Hmm. Cross references don't necessarily survive.
Steve
On 11/02/18 06:15, Jean-Francois Nifenecker wrote:
Hello R.
Le 04/02/2018 à 11:52, R. Diez a écrit :
A friend of mine writes datasheets and user manuals for many similar
devices with Microsoft Word 2010. Many sections (legalese, company logo,
some device features) are exactly the same across many documents.
Maintaining so many copies of the same text is a pain. If you want to
fix or enhance something, you have to manually update many copies in
many documents. Just to clarify: these are not just short database
fields, but complete text sections with subsections, full formatting,
etc.
This is a quite common need. LibO Writer has a helper for that: linked
sections.
In LibO Writer a Section is just that: a text portion which can be set
differently from the other parts of the text. For instance, using a
section allows to have a multi-columns part between full width text
parts.
Here, we're using the section links possibilities.

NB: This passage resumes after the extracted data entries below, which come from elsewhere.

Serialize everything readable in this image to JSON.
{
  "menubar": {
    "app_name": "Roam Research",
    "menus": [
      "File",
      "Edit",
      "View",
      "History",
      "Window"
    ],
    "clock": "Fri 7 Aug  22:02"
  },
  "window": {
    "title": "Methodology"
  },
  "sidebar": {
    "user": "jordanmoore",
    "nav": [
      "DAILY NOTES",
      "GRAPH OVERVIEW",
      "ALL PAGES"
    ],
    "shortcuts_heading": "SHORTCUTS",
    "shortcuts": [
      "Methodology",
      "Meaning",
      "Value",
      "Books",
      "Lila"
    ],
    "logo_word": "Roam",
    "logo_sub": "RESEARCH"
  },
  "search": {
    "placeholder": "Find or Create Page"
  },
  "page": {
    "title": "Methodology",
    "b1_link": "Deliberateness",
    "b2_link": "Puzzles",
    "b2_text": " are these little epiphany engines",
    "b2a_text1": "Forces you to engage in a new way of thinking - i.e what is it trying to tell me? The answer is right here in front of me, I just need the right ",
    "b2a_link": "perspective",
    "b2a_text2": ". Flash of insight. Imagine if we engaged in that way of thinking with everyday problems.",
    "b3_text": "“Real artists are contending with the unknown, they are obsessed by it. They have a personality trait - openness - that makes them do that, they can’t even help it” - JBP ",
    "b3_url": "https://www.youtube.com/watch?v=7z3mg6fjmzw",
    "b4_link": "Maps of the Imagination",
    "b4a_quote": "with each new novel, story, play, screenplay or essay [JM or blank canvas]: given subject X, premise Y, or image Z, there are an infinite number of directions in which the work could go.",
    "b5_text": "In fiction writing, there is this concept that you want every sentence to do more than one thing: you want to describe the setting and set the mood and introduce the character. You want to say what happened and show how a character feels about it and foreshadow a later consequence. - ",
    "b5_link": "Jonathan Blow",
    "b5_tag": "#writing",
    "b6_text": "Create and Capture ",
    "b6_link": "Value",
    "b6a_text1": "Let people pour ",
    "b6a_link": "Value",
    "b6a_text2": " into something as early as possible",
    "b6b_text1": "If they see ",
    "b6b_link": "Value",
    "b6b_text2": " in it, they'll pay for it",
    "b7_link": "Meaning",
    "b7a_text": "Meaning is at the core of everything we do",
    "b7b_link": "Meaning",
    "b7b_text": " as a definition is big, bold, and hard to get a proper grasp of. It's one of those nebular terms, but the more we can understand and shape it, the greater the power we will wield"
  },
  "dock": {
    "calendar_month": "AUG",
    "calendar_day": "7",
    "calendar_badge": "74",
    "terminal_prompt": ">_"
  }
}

1. Create a new document using Writer and put in it each an every
recurring piece of text. Format that text exactly as you wish it to
appear.
2. Enclose each piece of text within its own section:
-- select the text
-- menu Insert > Section
3. Give the section a nameful name and that's it (click Insert).
You notice that the section is surrounded with pale grey lines. When
the cursor is in the section, the status bar shows the section name
(on the right).
Save the document (probably better have it in some fixed place as it
will be used as a reference by the others.)
Let's say its name is RefDoc.odt
Open a document which must contain some text part as the one stored in
RefDoc.odt. Let's call it Target.odt.
Open Target.odt
1. Create an empty section here also.
Put the cursor in some empty paragraph, the Insert > Section
2. Give the section a nameful name
3. Go to the dialog Link area and check Link.
Use the Browse button and select RefDoc.odt created above.
4. In the Section list you see the list of the sections present in
RefDoc.odt. Select the wanted section. Click Insert
You're done! The new Target.odt section now holds the reference text,
including its formatting.
Note that the new section in Target.odt may be password protected.
This might be of interest when manipulating legal documents for instance.
From now on, any change in the source RefDoc.odt sections text will be
propagated to the linked section of the target documents.